Original Data

  • CA Bill Analyses, 1997 to 2017: To investigate RMIG activity and bill interests, I collected an original data set of California bill analyses from 1997 to 2017. This data set contains about 250,000 bill analyses for 23,398 legislative bills from the California state legislature and all bill proposals submitted to be considered in the Assembly and Senate, with information concerning the topic of the bill, the author, and a description of the proposed change. More importantly, the bill analyses contain a listing of organizations who sent in letters supporting or opposing the bill. The listings essentially record the names of groups that formally supporting or opposing a proposed law. In this way, it provides documentation of an instance of lobbying. When an organization sends a letter, they are in fact signaling their approval or disapproval of a policy idea to the legislator. Legislators and their staff see these signals all through the legislative process. Anecdotal evidence suggests that these listings have some sway on the opinions and vote choices of legislators. But beyond that it is a clear indication of an attempt to lobby or sway the legislature. These listings allow researchers to map and track the types of policies that groups, both civic and private, care about. Improvement over LDA data and recent Maplight Data since it records every instance of a bill over a longer period and not self-reported. Also looking at bill analysis-level, allows minute tracking of positions over path of bill through process.
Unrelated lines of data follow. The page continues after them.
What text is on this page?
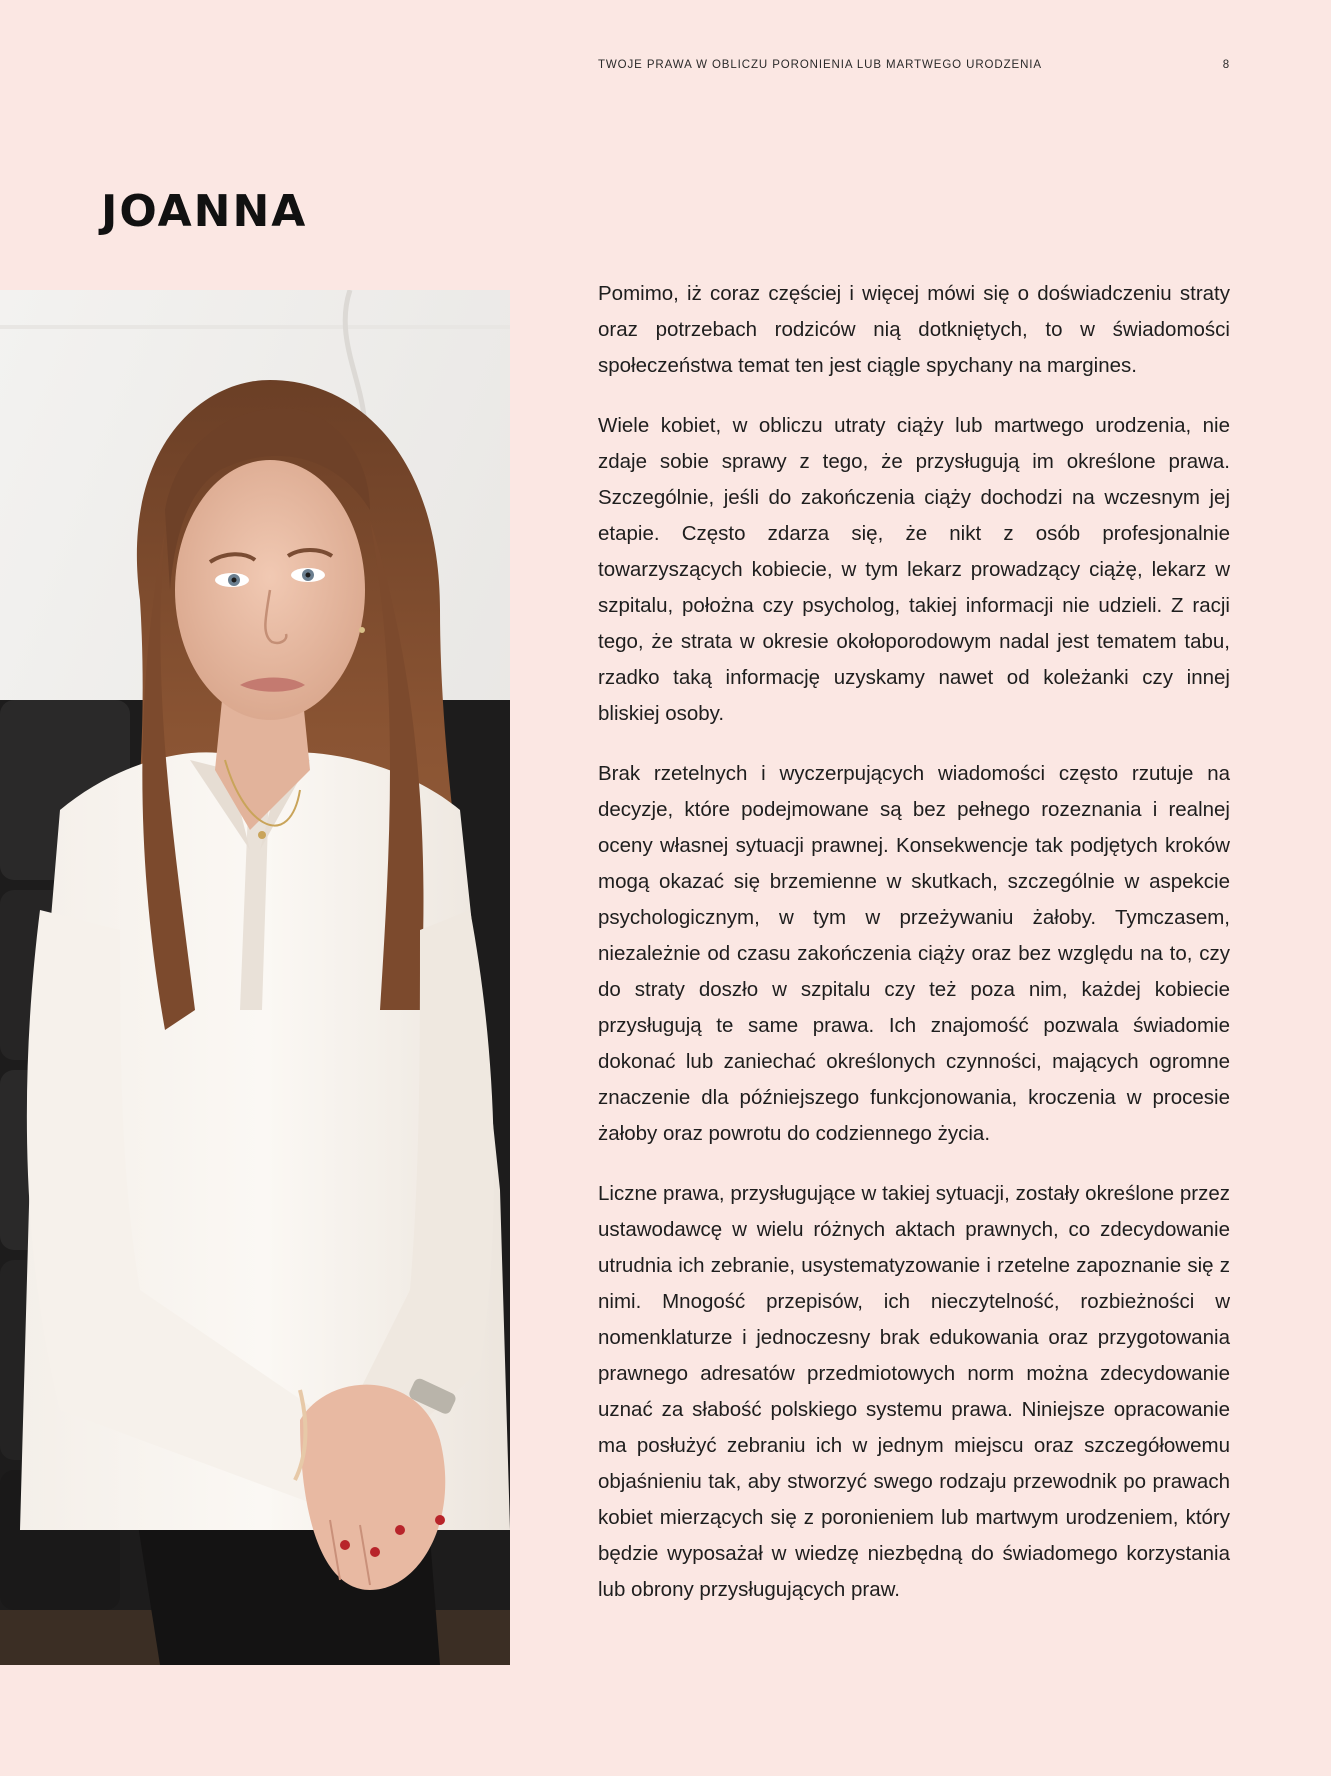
TWOJE PRAWA W OBLICZU PORONIENIA LUB MARTWEGO URODZENIA	8
JOANNA

Pomimo, iż coraz częściej i więcej mówi się o doświadczeniu straty oraz potrzebach rodziców nią dotkniętych, to w świadomości społeczeństwa temat ten jest ciągle spychany na margines.

Wiele kobiet, w obliczu utraty ciąży lub martwego urodzenia, nie zdaje sobie sprawy z tego, że przysługują im określone prawa. Szczególnie, jeśli do zakończenia ciąży dochodzi na wczesnym jej etapie. Często zdarza się, że nikt z osób profesjonalnie towarzyszących kobiecie, w tym lekarz prowadzący ciążę, lekarz w szpitalu, położna czy psycholog, takiej informacji nie udzieli. Z racji tego, że strata w okresie okołoporodowym nadal jest tematem tabu, rzadko taką informację uzyskamy nawet od koleżanki czy innej bliskiej osoby.

Brak rzetelnych i wyczerpujących wiadomości często rzutuje na decyzje, które podejmowane są bez pełnego rozeznania i realnej oceny własnej sytuacji prawnej. Konsekwencje tak podjętych kroków mogą okazać się brzemienne w skutkach, szczególnie w aspekcie psychologicznym, w tym w przeżywaniu żałoby. Tymczasem, niezależnie od czasu zakończenia ciąży oraz bez względu na to, czy do straty doszło w szpitalu czy też poza nim, każdej kobiecie przysługują te same prawa. Ich znajomość pozwala świadomie dokonać lub zaniechać określonych czynności, mających ogromne znaczenie dla późniejszego funkcjonowania, kroczenia w procesie żałoby oraz powrotu do codziennego życia.

Liczne prawa, przysługujące w takiej sytuacji, zostały określone przez ustawodawcę w wielu różnych aktach prawnych, co zdecydowanie utrudnia ich zebranie, usystematyzowanie i rzetelne zapoznanie się z nimi. Mnogość przepisów, ich nieczytelność, rozbieżności w nomenklaturze i jednoczesny brak edukowania oraz przygotowania prawnego adresatów przedmiotowych norm można zdecydowanie uznać za słabość polskiego systemu prawa. Niniejsze opracowanie ma posłużyć zebraniu ich w jednym miejscu oraz szczegółowemu objaśnieniu tak, aby stworzyć swego rodzaju przewodnik po prawach kobiet mierzących się z poronieniem lub martwym urodzeniem, który będzie wyposażał w wiedzę niezbędną do świadomego korzystania lub obrony przysługujących praw.
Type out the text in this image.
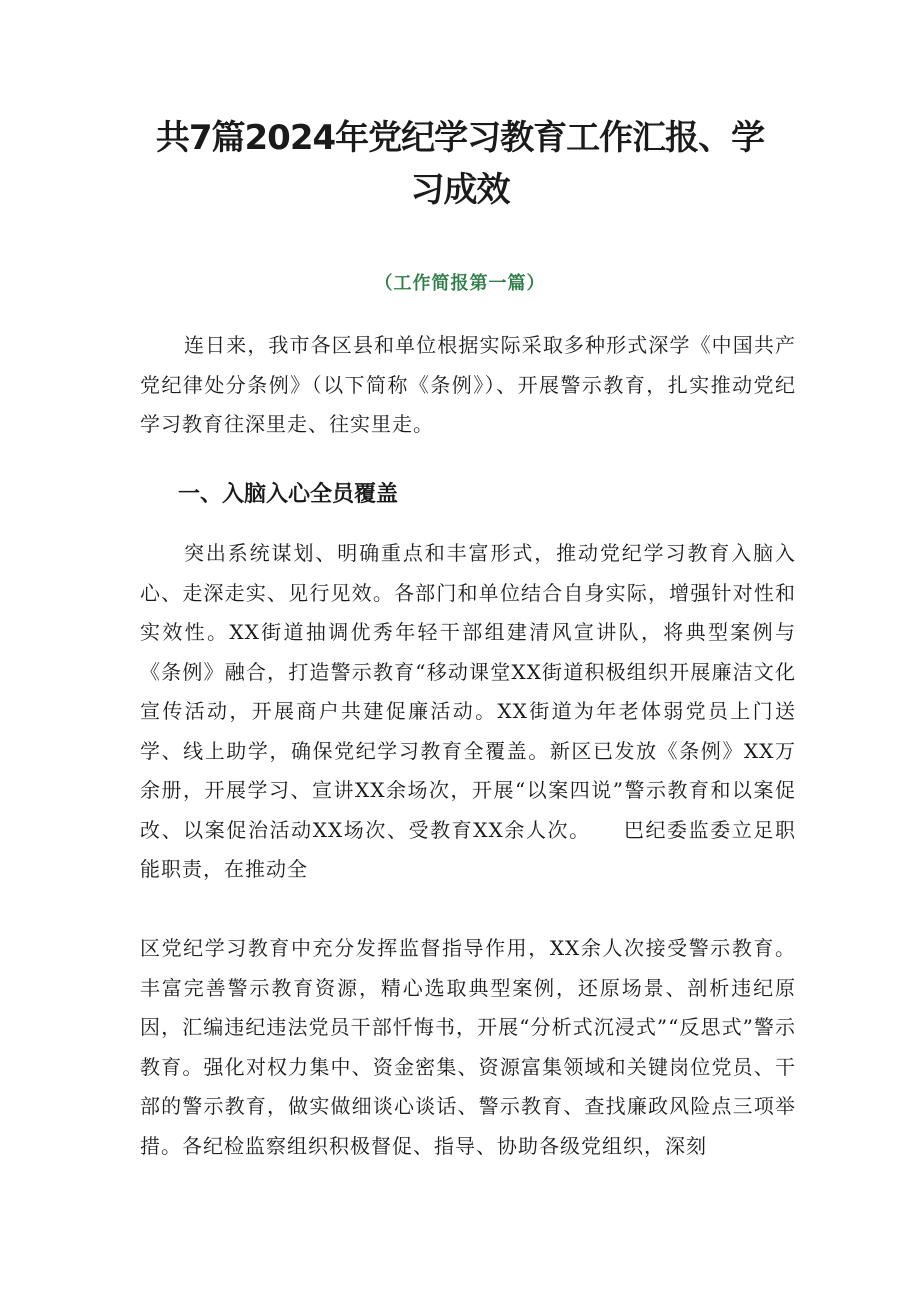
共7篇2024年党纪学习教育工作汇报、学习成效

（工作简报第一篇）

连日来，我市各区县和单位根据实际采取多种形式深学《中国共产党纪律处分条例》（以下简称《条例》）、开展警示教育，扎实推动党纪学习教育往深里走、往实里走。

一、入脑入心全员覆盖

突出系统谋划、明确重点和丰富形式，推动党纪学习教育入脑入心、走深走实、见行见效。各部门和单位结合自身实际，增强针对性和实效性。XX街道抽调优秀年轻干部组建清风宣讲队，将典型案例与《条例》融合，打造警示教育“移动课堂XX街道积极组织开展廉洁文化宣传活动，开展商户共建促廉活动。XX街道为年老体弱党员上门送学、线上助学，确保党纪学习教育全覆盖。新区已发放《条例》XX万余册，开展学习、宣讲XX余场次，开展“以案四说”警示教育和以案促改、以案促治活动XX场次、受教育XX余人次。　　巴纪委监委立足职能职责，在推动全

区党纪学习教育中充分发挥监督指导作用，XX余人次接受警示教育。丰富完善警示教育资源，精心选取典型案例，还原场景、剖析违纪原因，汇编违纪违法党员干部忏悔书，开展“分析式沉浸式”“反思式”警示教育。强化对权力集中、资金密集、资源富集领域和关键岗位党员、干部的警示教育，做实做细谈心谈话、警示教育、查找廉政风险点三项举措。各纪检监察组织积极督促、指导、协助各级党组织，深刻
  • Set of Lobbying Letters on RMIG Opposed Bills: To buttress my empirical analyses of influence and to get a closer look at the strategies that RMIGs employ when they lobby, I collected 2000 letters sent to legislative committees by interest groups to register their official positions on 137 bills opposed by RMIGs. Each letter contains a plethora of information, like why they opposed/supported the bill. I use the letters to identify information these groups convey to legislators and to see whether it influences the bill’s substantive provisions to measure influence.

  • Survey Responses from the CCES and the CMPS, 2020/2021: I fielded two surveys, one in the Cooperative Congressional Election Survey (CCES) and the other in the Collaborative Multiracial Post-Election Survey (CMPS). In particular, the CMPS asks questions of large and robust samples of all racial minorities in the United States. The CCES survey contains a battery of questions and a survey experiment to test the signaling ability of racial minority interest groups and whether they constituted a source of trust for voters. The CMPS survey also has questions that evaluated the level of trust racial minorities held towards RMIGs and an experiment to test whether their voter behavior was at all induced or influenced by RMIGs.